I was admitted myself to help come off back pain medication. I was only there for 8 hrs in that time I felt like I was a prisoner in a minimum security prison being able to walk around but that's it. I tried to ask questions but was repeatedly told to wait, then they changed staff still no visit from "my doctor" their after 6 hrs so I asked to go leave. They tried to sell me on the place but it was rubbish for a private facility anyone could walk in your room. They also took all my electricals, shaver's, perfume, nothing but my cloths and a book. When I was trying to leave they were still persisting on me staying there and telling me I need my blood checked because I could have HIV because of how white I was.my mother was there and immediately told the lady I don't go out much and have had pale skin ever since I was a child. I found a couple of nurses to be very disrespectful of anyone there and there beliefs against the hospital.

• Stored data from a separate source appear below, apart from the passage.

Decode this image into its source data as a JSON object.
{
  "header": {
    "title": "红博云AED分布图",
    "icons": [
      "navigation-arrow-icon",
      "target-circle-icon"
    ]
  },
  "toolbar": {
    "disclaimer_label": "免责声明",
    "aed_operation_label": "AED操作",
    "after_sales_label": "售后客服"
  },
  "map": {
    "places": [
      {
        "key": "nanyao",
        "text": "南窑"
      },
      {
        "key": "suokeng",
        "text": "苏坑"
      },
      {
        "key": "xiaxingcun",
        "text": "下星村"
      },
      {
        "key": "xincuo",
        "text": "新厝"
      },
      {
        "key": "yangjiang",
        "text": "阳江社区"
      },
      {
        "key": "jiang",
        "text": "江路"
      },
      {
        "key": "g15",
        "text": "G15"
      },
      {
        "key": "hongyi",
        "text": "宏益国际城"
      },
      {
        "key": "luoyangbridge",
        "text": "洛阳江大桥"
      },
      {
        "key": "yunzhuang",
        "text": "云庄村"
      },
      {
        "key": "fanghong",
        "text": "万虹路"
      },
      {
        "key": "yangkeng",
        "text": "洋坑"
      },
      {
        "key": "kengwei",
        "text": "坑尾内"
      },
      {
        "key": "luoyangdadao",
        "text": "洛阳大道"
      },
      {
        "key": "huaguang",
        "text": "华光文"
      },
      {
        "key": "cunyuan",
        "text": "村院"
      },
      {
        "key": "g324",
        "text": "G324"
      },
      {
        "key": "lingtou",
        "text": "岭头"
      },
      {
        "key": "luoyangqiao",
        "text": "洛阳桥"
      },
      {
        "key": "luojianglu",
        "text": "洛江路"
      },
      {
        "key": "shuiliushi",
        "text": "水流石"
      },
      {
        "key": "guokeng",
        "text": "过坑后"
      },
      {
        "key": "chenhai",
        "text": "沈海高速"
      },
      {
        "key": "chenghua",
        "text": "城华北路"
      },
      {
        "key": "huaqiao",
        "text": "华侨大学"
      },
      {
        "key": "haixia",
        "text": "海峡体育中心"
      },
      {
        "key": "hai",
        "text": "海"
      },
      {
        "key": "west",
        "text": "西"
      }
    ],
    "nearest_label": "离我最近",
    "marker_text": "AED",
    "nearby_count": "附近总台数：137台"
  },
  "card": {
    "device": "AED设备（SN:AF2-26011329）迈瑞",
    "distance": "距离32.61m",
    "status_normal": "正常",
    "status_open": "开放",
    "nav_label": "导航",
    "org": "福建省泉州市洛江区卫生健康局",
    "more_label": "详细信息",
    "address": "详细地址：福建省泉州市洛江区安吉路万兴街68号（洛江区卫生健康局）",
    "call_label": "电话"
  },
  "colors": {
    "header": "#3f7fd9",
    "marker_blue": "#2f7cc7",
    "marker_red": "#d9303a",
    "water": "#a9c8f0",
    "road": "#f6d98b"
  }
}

PS. They gave me back someone else's medication when I left and I had to go back and get my right medication which was short a strip from when I left it with them. They also didn't give me my perfume or shaver and spare heads. When collecting them a few days later I got my perfume back but I got someone else's shaver? It wasn't mine but in the bag with my belongings? I'm not sure how organised this place is but only 8 hours there and I will tell you some of the nurses are worse then anything I've ever experienced. So much for the best money can buy!